6.  "Act like it doesn't bother you"- So when I see the man that I have loved for 20 years now, I am supposed to act like it doesn't bother me that he doesn't want to be with me anymore?  Well although I graduated from The American Academy of Dramatic Arts, I am just not that good of an actress sorry!

7.  "Don't file, just wait him out" - How long???  Sorry but I have a 17 year old daughter so I have to think about the advice I would give to her in this situation!  Role model.....

8.  "So is there another woman?" - Would he really admit it if there was?  And whether or not there is, do I really want to think about that?  And don't give me that look like, "you know there must be another woman right, so don't kid yourself."

9.  "He is going to screw you over in the divorce" - I don't want to hear how bad your divorce was and I don't want to hear all the ways he can "screw me over".  This is the most awful time, do I need to be scared too?

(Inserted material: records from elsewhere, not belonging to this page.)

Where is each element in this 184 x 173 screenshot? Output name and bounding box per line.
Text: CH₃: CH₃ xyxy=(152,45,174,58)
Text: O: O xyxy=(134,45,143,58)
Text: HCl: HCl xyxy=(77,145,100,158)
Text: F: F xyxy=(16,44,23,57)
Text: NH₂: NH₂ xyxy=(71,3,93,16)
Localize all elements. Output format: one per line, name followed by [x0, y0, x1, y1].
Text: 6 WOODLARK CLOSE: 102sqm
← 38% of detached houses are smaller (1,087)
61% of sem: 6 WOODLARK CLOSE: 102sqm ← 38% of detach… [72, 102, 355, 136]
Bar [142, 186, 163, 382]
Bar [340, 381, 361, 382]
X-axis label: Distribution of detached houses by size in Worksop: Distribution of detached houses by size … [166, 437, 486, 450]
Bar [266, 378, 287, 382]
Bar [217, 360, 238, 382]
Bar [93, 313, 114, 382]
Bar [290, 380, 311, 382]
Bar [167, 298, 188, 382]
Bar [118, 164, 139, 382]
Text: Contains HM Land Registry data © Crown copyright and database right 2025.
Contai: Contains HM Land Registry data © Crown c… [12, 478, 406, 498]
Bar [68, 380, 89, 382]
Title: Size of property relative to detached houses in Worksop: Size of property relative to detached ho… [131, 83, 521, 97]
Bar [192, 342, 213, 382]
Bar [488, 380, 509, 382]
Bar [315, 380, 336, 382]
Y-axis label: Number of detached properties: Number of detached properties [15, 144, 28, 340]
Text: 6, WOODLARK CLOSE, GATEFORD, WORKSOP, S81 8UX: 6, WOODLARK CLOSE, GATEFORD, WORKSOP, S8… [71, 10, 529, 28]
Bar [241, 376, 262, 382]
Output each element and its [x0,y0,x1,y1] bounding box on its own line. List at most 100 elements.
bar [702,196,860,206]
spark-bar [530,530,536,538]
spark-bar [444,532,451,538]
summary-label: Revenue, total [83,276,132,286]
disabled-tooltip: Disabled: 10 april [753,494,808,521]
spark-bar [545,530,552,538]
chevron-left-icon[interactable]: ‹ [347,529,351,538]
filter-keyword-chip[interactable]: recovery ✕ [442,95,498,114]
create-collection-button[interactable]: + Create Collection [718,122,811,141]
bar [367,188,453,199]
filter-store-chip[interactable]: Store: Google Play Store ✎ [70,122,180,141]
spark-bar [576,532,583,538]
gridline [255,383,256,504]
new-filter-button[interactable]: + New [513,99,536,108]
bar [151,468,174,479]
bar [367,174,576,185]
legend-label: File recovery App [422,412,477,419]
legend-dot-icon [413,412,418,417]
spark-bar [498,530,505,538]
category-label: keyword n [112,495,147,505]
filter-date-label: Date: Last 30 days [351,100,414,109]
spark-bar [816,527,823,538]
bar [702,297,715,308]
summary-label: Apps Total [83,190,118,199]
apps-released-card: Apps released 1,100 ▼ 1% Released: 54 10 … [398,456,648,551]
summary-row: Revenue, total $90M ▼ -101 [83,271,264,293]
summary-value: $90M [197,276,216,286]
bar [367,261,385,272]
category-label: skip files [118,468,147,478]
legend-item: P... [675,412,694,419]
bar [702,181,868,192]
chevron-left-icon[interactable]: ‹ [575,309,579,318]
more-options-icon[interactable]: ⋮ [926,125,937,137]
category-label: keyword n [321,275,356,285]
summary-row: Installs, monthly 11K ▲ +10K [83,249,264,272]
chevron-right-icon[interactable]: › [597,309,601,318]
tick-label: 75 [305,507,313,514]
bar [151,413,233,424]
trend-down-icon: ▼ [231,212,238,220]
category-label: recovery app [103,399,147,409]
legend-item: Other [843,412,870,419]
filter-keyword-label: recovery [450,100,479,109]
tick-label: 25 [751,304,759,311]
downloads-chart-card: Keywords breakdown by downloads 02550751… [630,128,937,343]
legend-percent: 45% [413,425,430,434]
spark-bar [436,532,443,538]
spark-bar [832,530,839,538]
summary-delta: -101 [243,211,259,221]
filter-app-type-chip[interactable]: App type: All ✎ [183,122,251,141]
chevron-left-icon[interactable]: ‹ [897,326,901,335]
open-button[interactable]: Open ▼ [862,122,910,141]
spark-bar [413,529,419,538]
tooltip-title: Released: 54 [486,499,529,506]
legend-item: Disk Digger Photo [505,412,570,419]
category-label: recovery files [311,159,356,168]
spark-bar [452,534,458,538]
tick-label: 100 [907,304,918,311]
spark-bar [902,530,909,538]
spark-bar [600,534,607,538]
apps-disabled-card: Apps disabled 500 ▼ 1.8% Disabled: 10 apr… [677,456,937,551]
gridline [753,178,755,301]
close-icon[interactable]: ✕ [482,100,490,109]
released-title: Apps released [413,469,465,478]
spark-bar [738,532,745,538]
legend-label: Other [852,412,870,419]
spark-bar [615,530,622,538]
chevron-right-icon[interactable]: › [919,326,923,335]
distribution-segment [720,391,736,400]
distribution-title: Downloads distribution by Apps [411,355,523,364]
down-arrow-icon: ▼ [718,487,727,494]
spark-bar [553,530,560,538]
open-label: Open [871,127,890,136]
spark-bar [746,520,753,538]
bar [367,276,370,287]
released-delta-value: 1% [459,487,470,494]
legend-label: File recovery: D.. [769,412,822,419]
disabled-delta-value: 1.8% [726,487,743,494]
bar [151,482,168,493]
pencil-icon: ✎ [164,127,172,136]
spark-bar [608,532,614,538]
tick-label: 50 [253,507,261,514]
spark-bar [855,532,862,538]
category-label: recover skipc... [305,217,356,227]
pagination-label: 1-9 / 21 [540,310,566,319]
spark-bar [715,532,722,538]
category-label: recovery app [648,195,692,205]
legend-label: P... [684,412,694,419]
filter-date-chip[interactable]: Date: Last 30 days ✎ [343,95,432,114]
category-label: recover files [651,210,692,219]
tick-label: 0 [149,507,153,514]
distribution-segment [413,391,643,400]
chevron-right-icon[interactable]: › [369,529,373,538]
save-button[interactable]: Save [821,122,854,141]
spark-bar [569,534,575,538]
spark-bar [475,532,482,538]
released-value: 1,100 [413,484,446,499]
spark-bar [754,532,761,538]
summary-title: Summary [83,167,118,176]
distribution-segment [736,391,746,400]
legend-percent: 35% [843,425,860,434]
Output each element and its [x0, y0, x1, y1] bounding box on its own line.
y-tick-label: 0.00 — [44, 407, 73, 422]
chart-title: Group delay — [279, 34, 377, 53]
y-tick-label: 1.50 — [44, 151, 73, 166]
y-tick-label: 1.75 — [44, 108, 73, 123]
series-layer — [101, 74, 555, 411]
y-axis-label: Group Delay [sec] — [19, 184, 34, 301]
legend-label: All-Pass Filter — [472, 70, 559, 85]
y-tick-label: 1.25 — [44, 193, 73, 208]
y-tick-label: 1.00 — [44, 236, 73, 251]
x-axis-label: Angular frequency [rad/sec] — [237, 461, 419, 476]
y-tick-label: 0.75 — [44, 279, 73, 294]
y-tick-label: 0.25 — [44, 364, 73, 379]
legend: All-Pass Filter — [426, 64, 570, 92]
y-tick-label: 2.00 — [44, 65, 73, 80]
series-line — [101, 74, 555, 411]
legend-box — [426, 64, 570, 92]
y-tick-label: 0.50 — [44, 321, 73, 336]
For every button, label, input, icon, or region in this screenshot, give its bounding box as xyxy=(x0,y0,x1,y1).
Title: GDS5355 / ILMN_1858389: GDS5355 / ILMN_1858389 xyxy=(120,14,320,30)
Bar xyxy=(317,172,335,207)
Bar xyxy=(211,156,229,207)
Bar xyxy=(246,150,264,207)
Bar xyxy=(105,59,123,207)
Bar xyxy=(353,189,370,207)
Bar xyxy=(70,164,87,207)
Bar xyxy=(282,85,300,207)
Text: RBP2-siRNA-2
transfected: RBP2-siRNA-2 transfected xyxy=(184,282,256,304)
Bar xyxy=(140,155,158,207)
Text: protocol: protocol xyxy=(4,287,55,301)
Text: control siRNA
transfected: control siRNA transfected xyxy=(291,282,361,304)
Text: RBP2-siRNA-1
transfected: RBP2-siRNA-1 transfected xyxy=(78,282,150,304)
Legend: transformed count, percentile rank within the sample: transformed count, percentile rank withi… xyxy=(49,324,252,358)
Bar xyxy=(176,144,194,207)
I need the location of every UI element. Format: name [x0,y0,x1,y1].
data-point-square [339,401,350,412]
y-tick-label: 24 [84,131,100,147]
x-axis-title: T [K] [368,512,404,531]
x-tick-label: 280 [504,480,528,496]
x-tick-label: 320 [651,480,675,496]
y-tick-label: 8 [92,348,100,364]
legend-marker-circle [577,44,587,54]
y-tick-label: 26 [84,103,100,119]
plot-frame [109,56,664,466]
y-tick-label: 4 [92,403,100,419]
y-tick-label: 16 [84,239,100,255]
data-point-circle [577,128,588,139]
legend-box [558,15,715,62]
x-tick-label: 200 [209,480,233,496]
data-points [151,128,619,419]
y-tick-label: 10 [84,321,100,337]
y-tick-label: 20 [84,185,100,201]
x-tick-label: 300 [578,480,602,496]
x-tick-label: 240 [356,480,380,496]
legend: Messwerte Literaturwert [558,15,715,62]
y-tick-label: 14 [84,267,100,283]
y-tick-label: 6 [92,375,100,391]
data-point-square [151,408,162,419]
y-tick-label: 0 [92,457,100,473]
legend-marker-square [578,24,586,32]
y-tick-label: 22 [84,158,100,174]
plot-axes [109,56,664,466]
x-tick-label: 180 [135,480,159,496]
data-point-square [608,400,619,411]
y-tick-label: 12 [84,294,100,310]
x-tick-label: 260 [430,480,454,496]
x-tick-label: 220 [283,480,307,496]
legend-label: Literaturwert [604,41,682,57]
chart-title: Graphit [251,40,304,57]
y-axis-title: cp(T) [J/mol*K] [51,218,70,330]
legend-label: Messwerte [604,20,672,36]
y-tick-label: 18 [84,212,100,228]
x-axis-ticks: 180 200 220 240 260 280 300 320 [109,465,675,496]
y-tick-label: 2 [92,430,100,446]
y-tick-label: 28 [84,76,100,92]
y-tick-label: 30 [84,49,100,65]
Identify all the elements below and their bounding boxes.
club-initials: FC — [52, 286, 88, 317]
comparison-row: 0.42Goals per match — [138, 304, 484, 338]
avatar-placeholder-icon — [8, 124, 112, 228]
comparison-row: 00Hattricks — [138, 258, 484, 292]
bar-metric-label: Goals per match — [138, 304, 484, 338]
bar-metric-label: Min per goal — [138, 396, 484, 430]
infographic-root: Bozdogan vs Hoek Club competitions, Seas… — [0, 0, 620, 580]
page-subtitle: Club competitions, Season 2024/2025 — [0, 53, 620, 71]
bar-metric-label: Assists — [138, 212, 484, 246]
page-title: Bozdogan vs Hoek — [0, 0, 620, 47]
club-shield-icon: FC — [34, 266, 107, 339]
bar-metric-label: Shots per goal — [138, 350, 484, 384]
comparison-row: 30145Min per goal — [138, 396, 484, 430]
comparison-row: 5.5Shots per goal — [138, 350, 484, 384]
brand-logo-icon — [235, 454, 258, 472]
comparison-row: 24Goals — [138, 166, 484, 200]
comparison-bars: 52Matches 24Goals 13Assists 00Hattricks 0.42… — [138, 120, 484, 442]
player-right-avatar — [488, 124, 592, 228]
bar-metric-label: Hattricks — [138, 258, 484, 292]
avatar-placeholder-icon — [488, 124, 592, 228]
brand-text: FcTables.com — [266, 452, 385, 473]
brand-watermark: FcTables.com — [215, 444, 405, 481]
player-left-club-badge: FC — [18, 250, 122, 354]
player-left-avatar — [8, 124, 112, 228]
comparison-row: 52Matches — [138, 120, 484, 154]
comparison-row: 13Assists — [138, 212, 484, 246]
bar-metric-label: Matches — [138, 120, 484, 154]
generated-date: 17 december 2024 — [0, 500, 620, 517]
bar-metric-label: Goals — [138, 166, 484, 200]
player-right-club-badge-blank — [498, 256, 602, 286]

10.  "If I had known how difficult divorce was going to be on me and my children, I would have stayed in my lousy divorce" - Well that statement sure makes me feel optimistic and hopeful about my future!

11.  "He's having a mid life crisis" - ok does it matter why or what we call it?  The bottom line remains the same.....

12.  "There are no decent single men out there" - I don't want to hear how long you have been single.  I don't want to hear about all your awful dating experiences or how you haven't been able to find any nice single guys.  If you are miserable and bitter, please keep it to yourself right now.

13.  "Don't focus on him, just focus on yourself" - This is kind of like telling someone who has been a siamese twin for 20 years, after being surgically separated suddenly, not to think about the other person.  It sounds like simple advice but I want to punch people who say it to me!